Juncker zieht damit Konsequenzen aus einer Sachlage, nach der ohnehin stets eine Mehrzahl aller EU-Staaten jeweils störende Teile der europäischen Verträge ignoriert hat. Egal, ob es um überbordende Schulden ging, um die Ausgestaltung des Rechtsstaates, die innere Sicherheit oder die gemeinsame Verteidigung – stets fanden sich Regierungen bereit, nicht zu akzeptieren, was Brüssel ihnen vorgab. Zur Zeit liegt die EU-Kommission deshalb etwa mit Polen im Krieg: Die dortige Regierung weigert sich, Auflagen zur Umgestaltung der Justiz zu befolgen. Die EU könnte auf diese Haltung eigentlich nur mit einem Entzug der polnischen Stimmrechte in der EU reagieren. Polen allerdings würde das vermutlich als unfreundlichen Akt ansehen und seinerseits noch weiter von der deutsch dominierten Gemeinschaft abrücken.
Auf ihrem exklusiven Zweiergipfel, der auch für die traditionell von informellen Zirkeln geleitete EU ein ganz neues demokratisches Entscheidungsformat ist, haben Juncker und Merkel nun offenbar verabredet, wie die EU auseinanderfallen kann, ohne dass der Vorgang als Auseinanderfallen bezeichnet werden muss. Das „Europa der zwei Geschwindigkeiten“, mit dem Kohl und Mitterand noch scheiterten, wird zum „Europa der verschiedenen Geschwindigkeiten“, ein Kontinent geht auf Gas und Bremse gleichzeitig, denn, das kündigte Kommissionspräsident Jean-Claude Juncker an: "Es ist nicht mehr zeitgemäß, wenn wir uns vorstellen, dass alle dasselbe zusammen tun".
Die neue Idee ist, manche zurückzulassen, während andere vorpreschen. Schließlich stören sie die letzten in der Kolonne damit nicht, argumentiert Juncker. "Diejenigen, die schneller vorankommen wollen“, glaubt er, können „dies tun können, ohne die anderen zu beeinträchtigen?"
Es ist das Ende der EU, wie sie einst gedacht war, nur noch bemäntelt mit akrobatischen Wortungetümen wie der „strukturierteren Konstruktion“ einer neuen EU, die „offen für alle" sein werde. Um einen „festen Kern“ europäischer Staaten wird es künftig „verschiedene konzentrische Kreise“, abgehängte Länder, ausgetretene wie Großbritannien, rechtspopulistisch beherrschte wie Ungarn oder Staaten wie Frankreich, die eines Tages vielleicht an einem vorübergehend verhängten Ausnahmezustand festhalten wollen, den ihnen die EU nach fünf, sieben oder zehn Jahren nicht mehr genehmigen will.
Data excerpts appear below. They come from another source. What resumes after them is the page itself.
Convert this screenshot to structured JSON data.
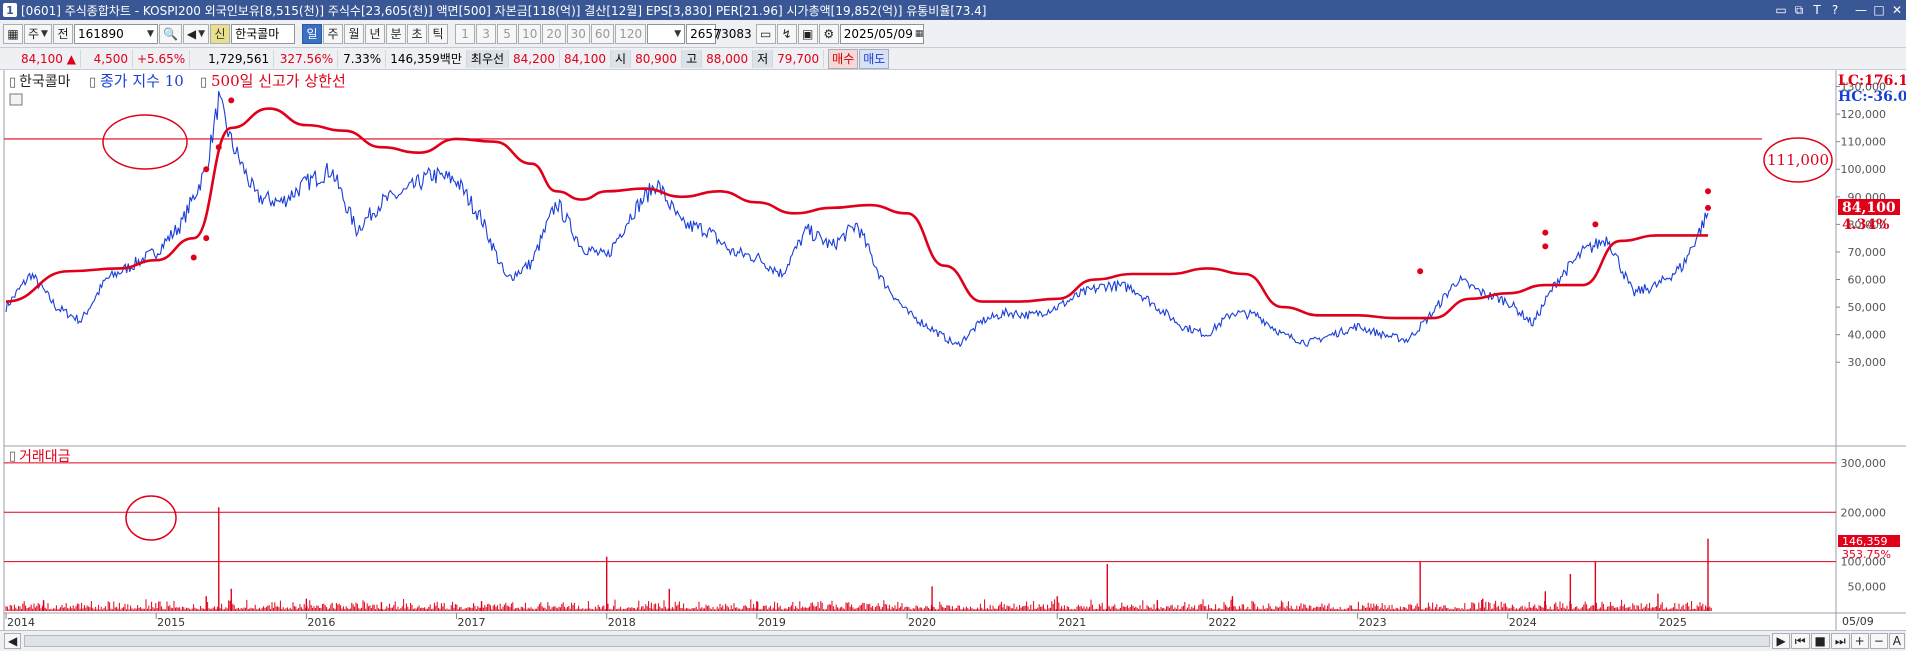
{
  "window": {
    "title": "[0601] 주식종합차트 - KOSPI200 외국인보유[8,515(천)] 주식수[23,605(천)] 액면[500] 자본금[118(억)] 결산[12월] EPS[3,830] PER[21.96] 시가총액[19,852(억)] 유통비율[73.4]",
    "badge": "1",
    "controls": [
      "▭",
      "⧉",
      "T",
      "?",
      "—",
      "□",
      "✕"
    ]
  },
  "toolbar": {
    "period_label": "주",
    "jeon_label": "전",
    "code_value": "161890",
    "name_label": "한국콜마",
    "sin_badge": "신",
    "periods": [
      "일",
      "주",
      "월",
      "년",
      "분",
      "초",
      "틱"
    ],
    "active_period": "일",
    "minute_options": [
      "1",
      "3",
      "5",
      "10",
      "20",
      "30",
      "60",
      "120"
    ],
    "count_value": "2657",
    "count_total": "/3083",
    "date_value": "2025/05/09"
  },
  "quote": {
    "price": "84,100",
    "change_arrow": "▲",
    "change": "4,500",
    "change_pct": "+5.65%",
    "volume": "1,729,561",
    "volume_ratio": "327.56%",
    "turnover": "7.33%",
    "amount": "146,359백만",
    "prior_label": "최우선",
    "prior_ask": "84,200",
    "prior_bid": "84,100",
    "open_label": "시",
    "open": "80,900",
    "high_label": "고",
    "high": "88,000",
    "low_label": "저",
    "low": "79,700",
    "buy_label": "매수",
    "sell_label": "매도"
  },
  "price_pane": {
    "legend": {
      "name": "한국콜마",
      "close_label": "종가 지수 10",
      "line_label": "500일 신고가 상한선"
    },
    "lc_label": "LC:176.1",
    "hc_label": "HC:-36.0",
    "last_price_label": "84,100",
    "last_change_label": "4.34%",
    "circle_annotation_label": "111,000",
    "yticks": [
      "30,000",
      "40,000",
      "50,000",
      "60,000",
      "70,000",
      "80,000",
      "90,000",
      "100,000",
      "110,000",
      "120,000",
      "130,000"
    ]
  },
  "volume_pane": {
    "legend": "거래대금",
    "yticks": [
      "50,000",
      "100,000",
      "200,000",
      "300,000"
    ],
    "last_value_label": "146,359",
    "last_pct_label": "353.75%"
  },
  "x_axis": {
    "labels": [
      "2014",
      "2015",
      "2016",
      "2017",
      "2018",
      "2019",
      "2020",
      "2021",
      "2022",
      "2023",
      "2024",
      "2025"
    ],
    "end_label": "05/09"
  },
  "colors": {
    "price_line": "#1a3ed8",
    "upper_line": "#e0001a",
    "volume_bars": "#e0001a",
    "title_bar": "#3a5795"
  },
  "chart_data": [
    {
      "type": "line",
      "title": "",
      "series": [
        {
          "name": "종가 지수 10",
          "x": [
            "2014-01",
            "2014-03",
            "2014-05",
            "2014-07",
            "2014-09",
            "2014-11",
            "2015-01",
            "2015-03",
            "2015-05",
            "2015-06",
            "2015-07",
            "2015-09",
            "2015-11",
            "2016-01",
            "2016-03",
            "2016-05",
            "2016-07",
            "2016-09",
            "2016-11",
            "2017-01",
            "2017-03",
            "2017-05",
            "2017-07",
            "2017-09",
            "2017-11",
            "2018-01",
            "2018-03",
            "2018-05",
            "2018-07",
            "2018-09",
            "2018-11",
            "2019-01",
            "2019-03",
            "2019-05",
            "2019-07",
            "2019-09",
            "2019-11",
            "2020-01",
            "2020-03",
            "2020-05",
            "2020-07",
            "2020-09",
            "2020-11",
            "2021-01",
            "2021-03",
            "2021-05",
            "2021-07",
            "2021-09",
            "2021-11",
            "2022-01",
            "2022-03",
            "2022-05",
            "2022-07",
            "2022-09",
            "2022-11",
            "2023-01",
            "2023-03",
            "2023-05",
            "2023-07",
            "2023-09",
            "2023-11",
            "2024-01",
            "2024-03",
            "2024-05",
            "2024-07",
            "2024-09",
            "2024-11",
            "2025-01",
            "2025-03",
            "2025-05"
          ],
          "values": [
            50000,
            62000,
            50000,
            45000,
            60000,
            65000,
            70000,
            80000,
            100000,
            125000,
            110000,
            90000,
            88000,
            95000,
            100000,
            78000,
            88000,
            92000,
            98000,
            96000,
            82000,
            60000,
            66000,
            88000,
            72000,
            68000,
            84000,
            95000,
            80000,
            78000,
            70000,
            68000,
            62000,
            78000,
            72000,
            80000,
            60000,
            48000,
            42000,
            36000,
            45000,
            48000,
            47000,
            50000,
            55000,
            58000,
            57000,
            50000,
            43000,
            40000,
            48000,
            47000,
            40000,
            37000,
            40000,
            43000,
            40000,
            38000,
            48000,
            60000,
            55000,
            52000,
            44000,
            60000,
            70000,
            75000,
            55000,
            58000,
            65000,
            84100
          ]
        },
        {
          "name": "500일 신고가 상한선",
          "x": [
            "2014-01",
            "2014-06",
            "2014-10",
            "2015-01",
            "2015-04",
            "2015-07",
            "2015-10",
            "2016-01",
            "2016-04",
            "2016-07",
            "2016-10",
            "2017-01",
            "2017-04",
            "2017-07",
            "2017-09",
            "2017-11",
            "2018-01",
            "2018-04",
            "2018-07",
            "2018-10",
            "2019-01",
            "2019-04",
            "2019-07",
            "2019-10",
            "2020-01",
            "2020-04",
            "2020-07",
            "2020-10",
            "2021-01",
            "2021-04",
            "2021-07",
            "2021-10",
            "2022-01",
            "2022-04",
            "2022-07",
            "2022-10",
            "2023-01",
            "2023-04",
            "2023-07",
            "2023-10",
            "2024-01",
            "2024-04",
            "2024-07",
            "2024-10",
            "2025-01",
            "2025-05"
          ],
          "values": [
            52000,
            63000,
            64000,
            67000,
            75000,
            115000,
            122000,
            116000,
            114000,
            108000,
            106000,
            111000,
            110000,
            102000,
            92000,
            89000,
            92000,
            93000,
            90000,
            92000,
            88000,
            84000,
            86000,
            87000,
            84000,
            65000,
            52000,
            52000,
            53000,
            60000,
            62000,
            62000,
            64000,
            62000,
            50000,
            47000,
            47000,
            46000,
            46000,
            53000,
            55000,
            58000,
            58000,
            74000,
            76000,
            76000
          ]
        }
      ],
      "reference_lines": [
        111000
      ],
      "ylim": [
        25000,
        136000
      ],
      "grid": false,
      "legend": "top-left"
    },
    {
      "type": "bar",
      "title": "거래대금",
      "series": [
        {
          "name": "거래대금",
          "x": [
            "2014-04",
            "2015-05",
            "2015-06",
            "2015-07",
            "2016-01",
            "2016-07",
            "2017-03",
            "2018-01",
            "2018-06",
            "2019-01",
            "2020-03",
            "2021-01",
            "2021-05",
            "2021-09",
            "2022-03",
            "2023-06",
            "2023-11",
            "2024-04",
            "2024-06",
            "2024-08",
            "2025-01",
            "2025-05"
          ],
          "values": [
            22000,
            30000,
            210000,
            45000,
            25000,
            18000,
            20000,
            110000,
            45000,
            20000,
            50000,
            30000,
            95000,
            22000,
            30000,
            100000,
            25000,
            40000,
            75000,
            100000,
            35000,
            146359
          ]
        }
      ],
      "reference_lines": [
        100000,
        200000,
        300000
      ],
      "ylim": [
        0,
        320000
      ],
      "grid": false,
      "legend": "top-left"
    }
  ]
}
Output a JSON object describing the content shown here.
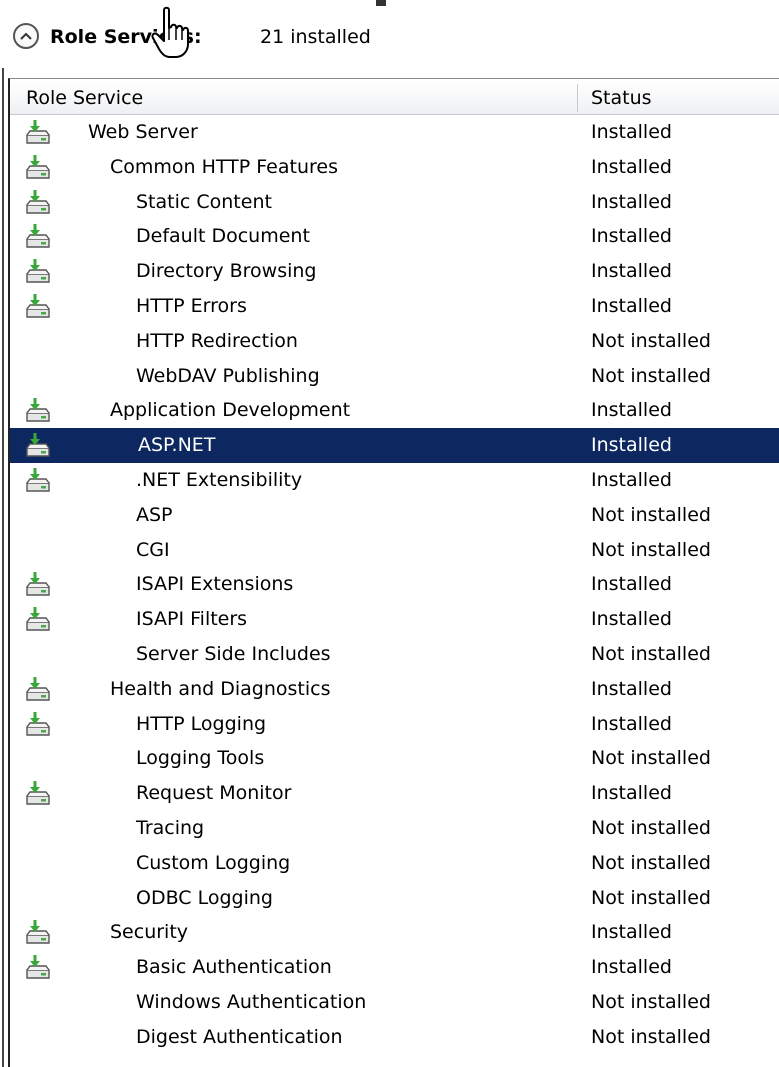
{
  "section": {
    "title": "Role Services:",
    "count": "21 installed"
  },
  "columns": {
    "role_service": "Role Service",
    "status": "Status"
  },
  "icons": {
    "collapse": "chevron-up-icon",
    "cursor": "hand-pointer-icon",
    "installed": "installed-drive-icon"
  },
  "colors": {
    "selected_bg": "#0d2860",
    "installed_arrow": "#3aa73a"
  },
  "rows": [
    {
      "name": "Web Server",
      "status": "Installed",
      "level": 0,
      "icon": true
    },
    {
      "name": "Common HTTP Features",
      "status": "Installed",
      "level": 1,
      "icon": true
    },
    {
      "name": "Static Content",
      "status": "Installed",
      "level": 2,
      "icon": true
    },
    {
      "name": "Default Document",
      "status": "Installed",
      "level": 2,
      "icon": true
    },
    {
      "name": "Directory Browsing",
      "status": "Installed",
      "level": 2,
      "icon": true
    },
    {
      "name": "HTTP Errors",
      "status": "Installed",
      "level": 2,
      "icon": true
    },
    {
      "name": "HTTP Redirection",
      "status": "Not installed",
      "level": 2,
      "icon": false
    },
    {
      "name": "WebDAV Publishing",
      "status": "Not installed",
      "level": 2,
      "icon": false
    },
    {
      "name": "Application Development",
      "status": "Installed",
      "level": 1,
      "icon": true
    },
    {
      "name": "ASP.NET",
      "status": "Installed",
      "level": 2,
      "icon": true,
      "selected": true
    },
    {
      "name": ".NET Extensibility",
      "status": "Installed",
      "level": 2,
      "icon": true
    },
    {
      "name": "ASP",
      "status": "Not installed",
      "level": 2,
      "icon": false
    },
    {
      "name": "CGI",
      "status": "Not installed",
      "level": 2,
      "icon": false
    },
    {
      "name": "ISAPI Extensions",
      "status": "Installed",
      "level": 2,
      "icon": true
    },
    {
      "name": "ISAPI Filters",
      "status": "Installed",
      "level": 2,
      "icon": true
    },
    {
      "name": "Server Side Includes",
      "status": "Not installed",
      "level": 2,
      "icon": false
    },
    {
      "name": "Health and Diagnostics",
      "status": "Installed",
      "level": 1,
      "icon": true
    },
    {
      "name": "HTTP Logging",
      "status": "Installed",
      "level": 2,
      "icon": true
    },
    {
      "name": "Logging Tools",
      "status": "Not installed",
      "level": 2,
      "icon": false
    },
    {
      "name": "Request Monitor",
      "status": "Installed",
      "level": 2,
      "icon": true
    },
    {
      "name": "Tracing",
      "status": "Not installed",
      "level": 2,
      "icon": false
    },
    {
      "name": "Custom Logging",
      "status": "Not installed",
      "level": 2,
      "icon": false
    },
    {
      "name": "ODBC Logging",
      "status": "Not installed",
      "level": 2,
      "icon": false
    },
    {
      "name": "Security",
      "status": "Installed",
      "level": 1,
      "icon": true
    },
    {
      "name": "Basic Authentication",
      "status": "Installed",
      "level": 2,
      "icon": true
    },
    {
      "name": "Windows Authentication",
      "status": "Not installed",
      "level": 2,
      "icon": false
    },
    {
      "name": "Digest Authentication",
      "status": "Not installed",
      "level": 2,
      "icon": false
    }
  ]
}
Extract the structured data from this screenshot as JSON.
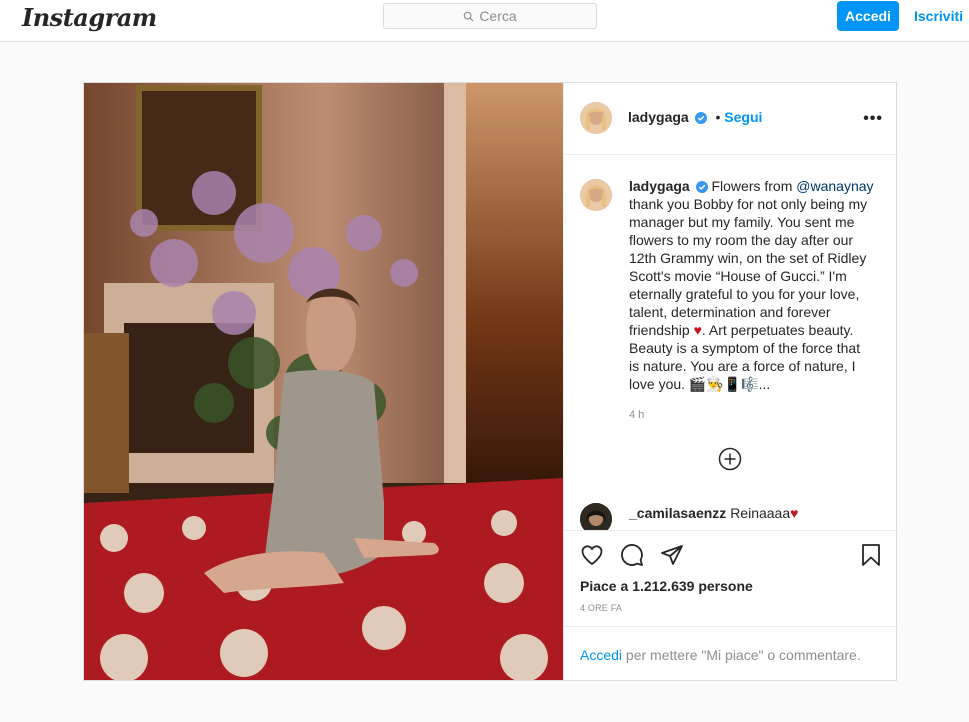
{
  "header": {
    "logo": "Instagram",
    "search_placeholder": "Cerca",
    "login_label": "Accedi",
    "signup_label": "Iscriviti"
  },
  "post": {
    "username": "ladygaga",
    "follow_label": "Segui",
    "caption_user": "ladygaga",
    "caption_pre": "Flowers from ",
    "caption_mention": "@wanaynay",
    "caption_body": " thank you Bobby for not only being my manager but my family. You sent me flowers to my room the day after our 12th Grammy win, on the set of Ridley Scott's movie “House of Gucci.” I'm eternally grateful to you for your love, talent, determination and forever friendship ",
    "caption_heart": "♥",
    "caption_end": ". Art perpetuates beauty. Beauty is a symptom of the force that is nature. You are a force of nature, I love you. 🎬👨‍🍳📱🎼...",
    "time": "4 h",
    "comment": {
      "username": "_camilasaenzz",
      "text": "Reinaaaa",
      "emoji": "♥"
    },
    "likes": "Piace a 1.212.639 persone",
    "time_ago": "4 ORE FA",
    "login_link": "Accedi",
    "login_text": " per mettere \"Mi piace\" o commentare."
  },
  "colors": {
    "accent": "#0095f6",
    "border": "#dbdbdb",
    "heart": "#ed4956"
  }
}
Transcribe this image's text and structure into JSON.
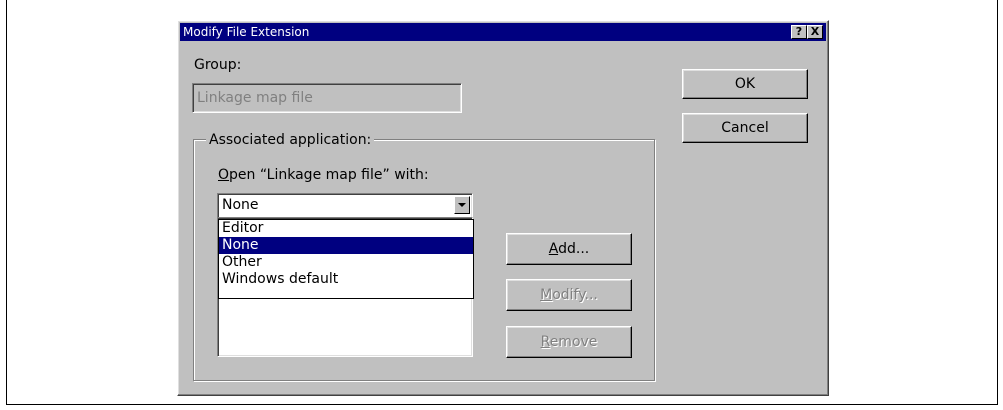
{
  "dialog": {
    "title": "Modify File Extension",
    "help_glyph": "?",
    "close_glyph": "X"
  },
  "group": {
    "label": "Group:",
    "value": "Linkage map file"
  },
  "associated": {
    "legend": "Associated application:",
    "open_with_prefix": "O",
    "open_with_rest": "pen “Linkage map file” with:",
    "combo_value": "None",
    "options": [
      {
        "label": "Editor",
        "selected": false
      },
      {
        "label": "None",
        "selected": true
      },
      {
        "label": "Other",
        "selected": false
      },
      {
        "label": "Windows default",
        "selected": false
      }
    ]
  },
  "buttons": {
    "ok": "OK",
    "cancel": "Cancel",
    "add_mnemonic": "A",
    "add_rest": "dd...",
    "modify_mnemonic": "M",
    "modify_rest": "odify...",
    "remove_mnemonic": "R",
    "remove_rest": "emove"
  },
  "colors": {
    "titlebar": "#000080",
    "face": "#c0c0c0",
    "selection": "#000080"
  }
}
Europa übt den EUxit, ein Selbstmord auf Raten, der zurückführt zum Nationalstaat.
1 Kommentar:
Die halten schon noch zusammen, nur keine Panik. Wenn es um einen Platz an den Zitzen der deutschen Goldeselin geht, kommen sie alle im Karacho herangestürmt, da gibt es keine unterschiedlichen Geschwindigkeiten. Das ist auch gut so, denn was sollte unsere Kanzlermamsell sonst mit ihrem prall gefüllten Euter machen? Jede Kuh weiß, wie weh der tut, wenn er bis zum Platzen gefüllt ist.